With the growth of online learning, micro-credentialing, and other innovations, it might seem as if higher education must either embrace disruption or pay the price. Given the parlous state of the pandemic economy, some institutional attrition may prove inevitable, but such Darwinian selection is hardly cause for rejoicing. As Lepore argued, disruptive innovation promises “the hope of salvation against the very damnation it describes: disrupt and you will be saved.” Furthermore, “the advocates of disruption have an affinity for circular arguments. If an established company doesn’t disrupt, it will fail, and if it fails it must be because it didn’t disrupt.”

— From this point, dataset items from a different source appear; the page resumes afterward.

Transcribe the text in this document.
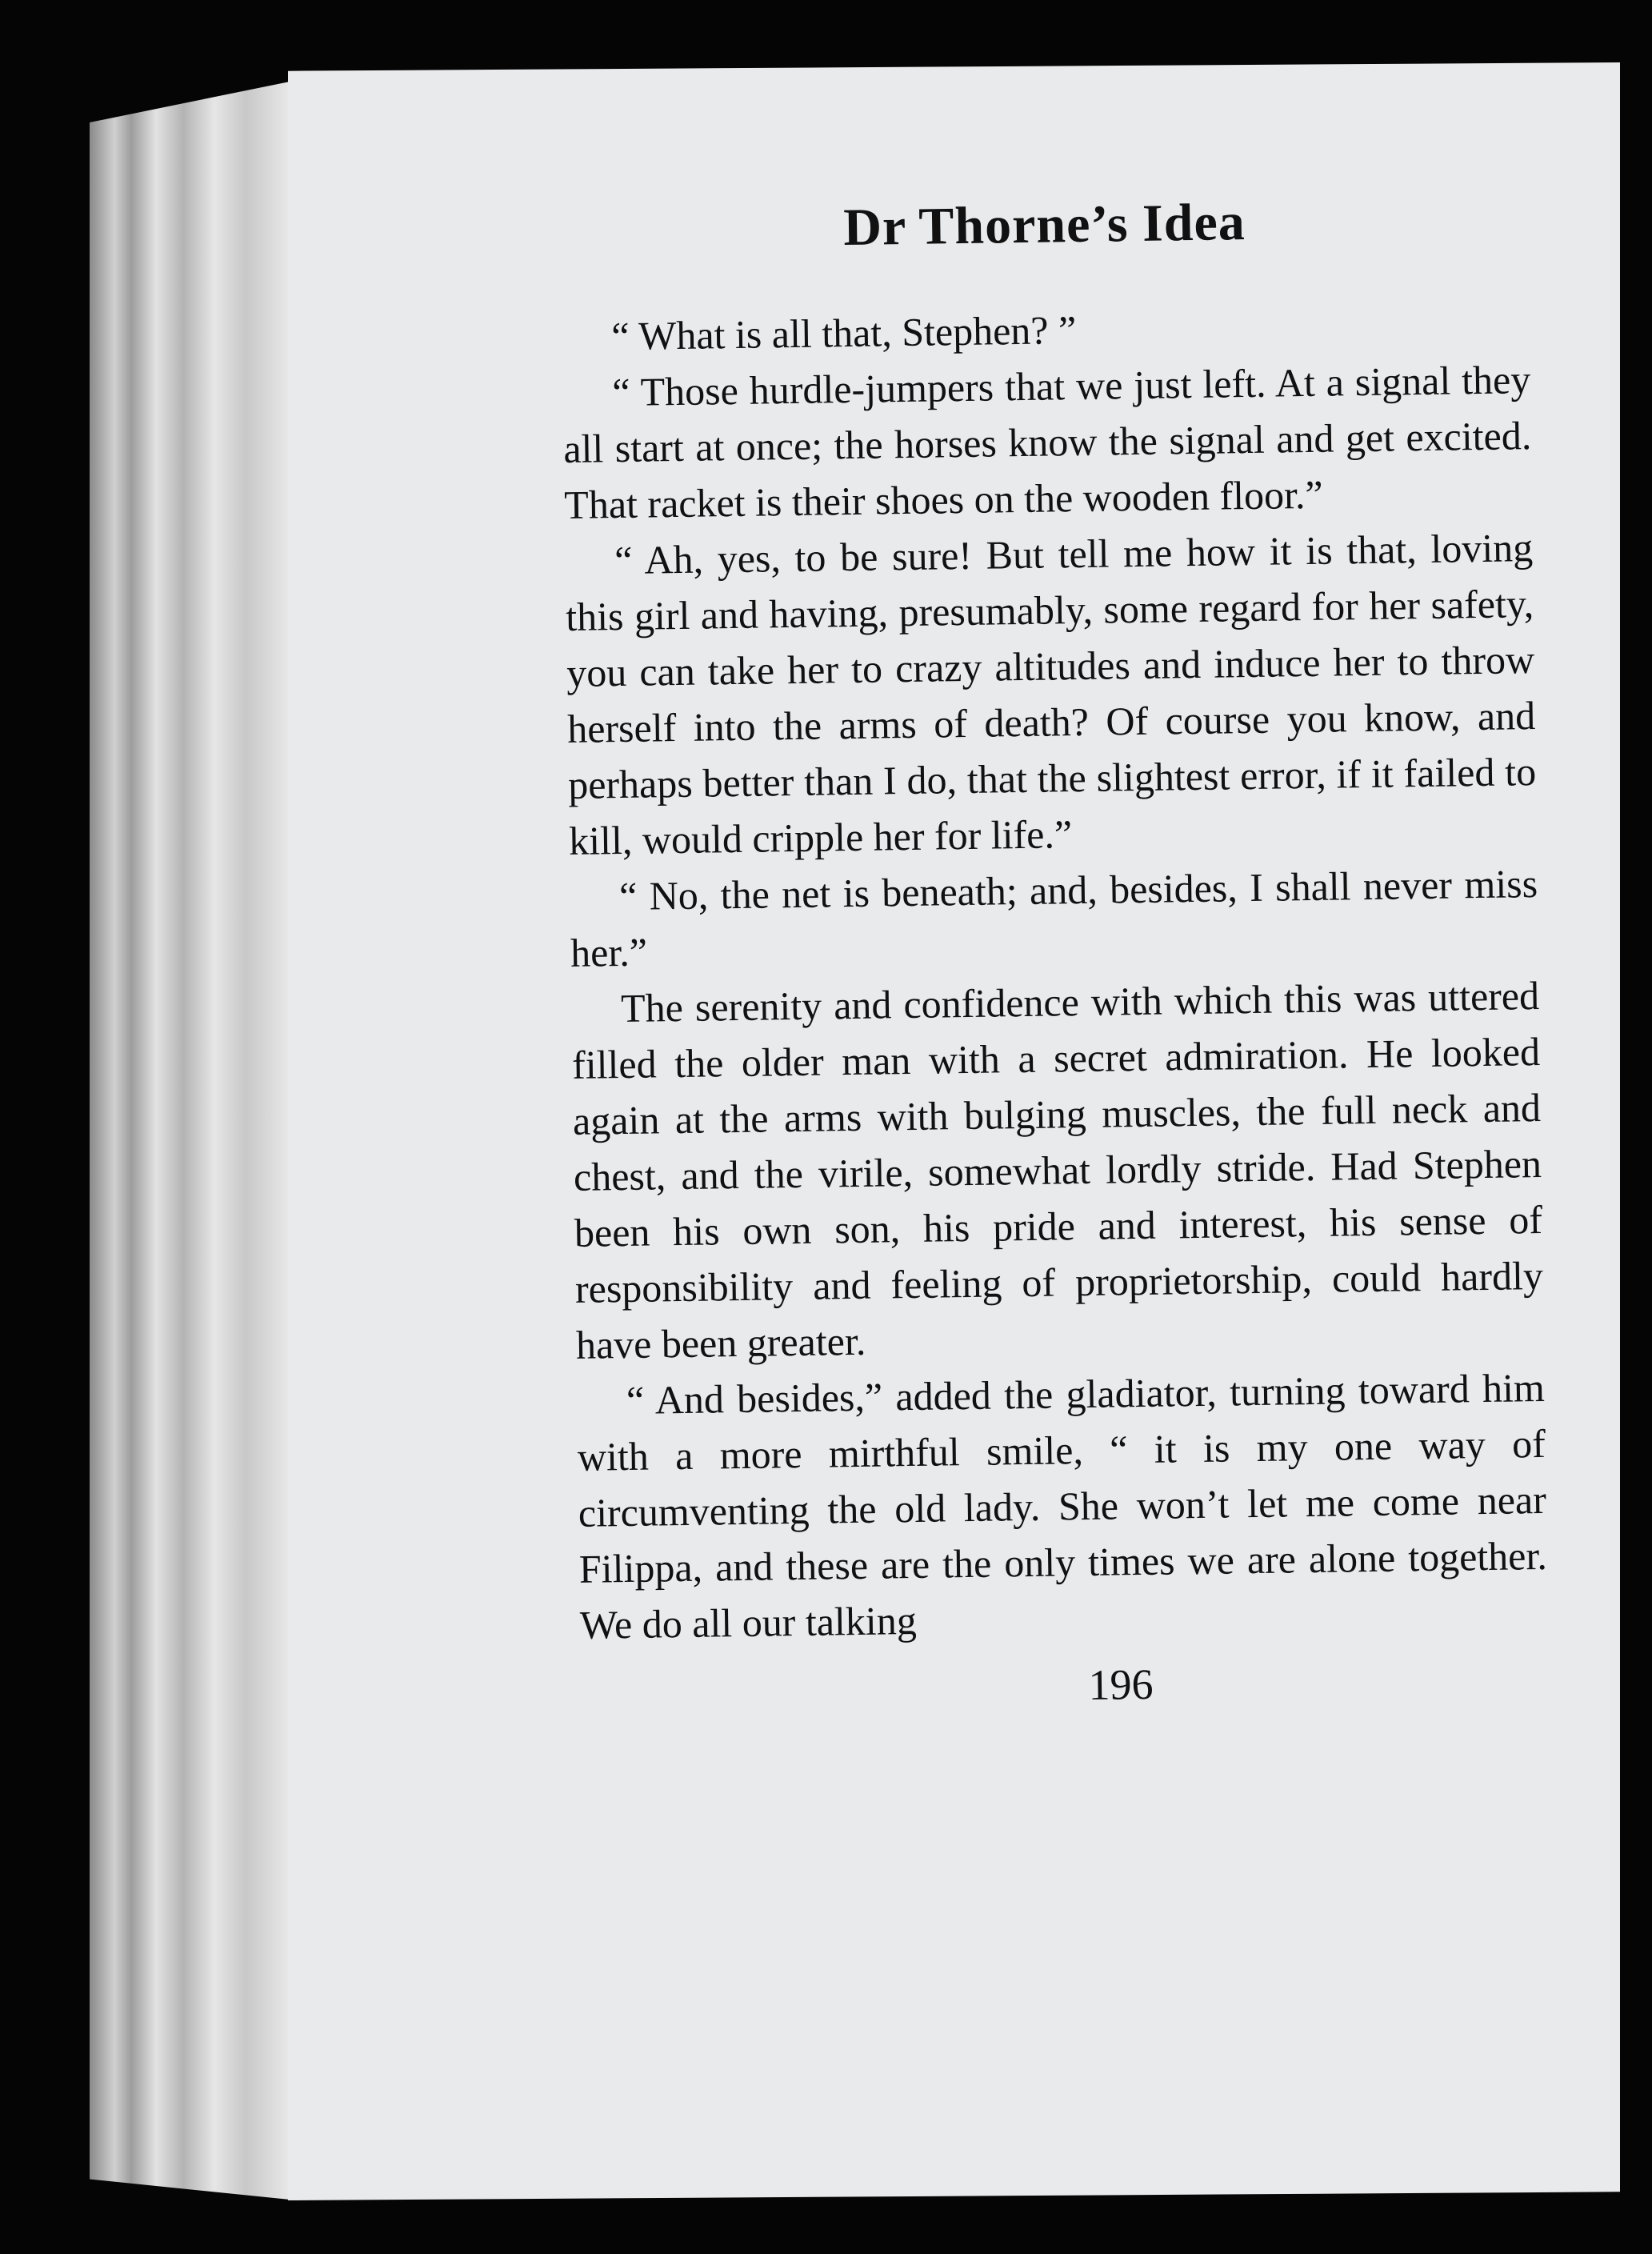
Dr Thorne’s Idea

“ What is all that, Stephen? ”

“ Those hurdle-jumpers that we just left. At a signal they all start at once; the horses know the signal and get excited. That racket is their shoes on the wooden floor.”

“ Ah, yes, to be sure! But tell me how it is that, loving this girl and having, presumably, some regard for her safety, you can take her to crazy altitudes and induce her to throw herself into the arms of death? Of course you know, and perhaps better than I do, that the slightest error, if it failed to kill, would cripple her for life.”

“ No, the net is beneath; and, besides, I shall never miss her.”

The serenity and confidence with which this was uttered filled the older man with a secret admiration. He looked again at the arms with bulging muscles, the full neck and chest, and the virile, somewhat lordly stride. Had Stephen been his own son, his pride and interest, his sense of responsibility and feeling of proprietorship, could hardly have been greater.

“ And besides,” added the gladiator, turning toward him with a more mirthful smile, “ it is my one way of circumventing the old lady. She won’t let me come near Filippa, and these are the only times we are alone together. We do all our talking

196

If Lepore’s objection applies to steelmakers and automobile manufacturers, how much more does it apply to college educators, those who should be invested in enduring humane wisdom? Furthermore, advocates of disruption misrepresent the historical foundations of higher education. As Lepore noted, these foundations rested not on profitability but on “patronage, [and] donations made by individuals or funding from church or state.” Such support might seem old-fashioned today, but it embodied social values beyond the whims of the market.

In an age of knee-jerk innovation, the warnings articulated by Emerson and Dewey are more needed than ever. They advocated for applied knowledge, but they also insisted such technology must serve human ends. Higher education should heed this wisdom and stick to its humanistic roots, while closing the affordability gap between virtual college and costly in-person higher education. Amid the momentary triumph of Zoom, faculty must fight the creeping perception that liberal education is a mere luxury, a privilege of wealth rather than a vital basis of democracy. If we leave Zoom in the saddle, it will ride us. The classroom should once again become a space of solidarity, not just a virtual metaphor. Dewey’s observation in Democracy and Education takes on added meaning in a time when all interaction relies on “remote physical energies”: “our daily associations cannot be trusted to make clear . . . the part played in our activities by remote physical energies, and by invisible structures. Hence a special mode of social intercourse is instituted, the school, to care for such matters.”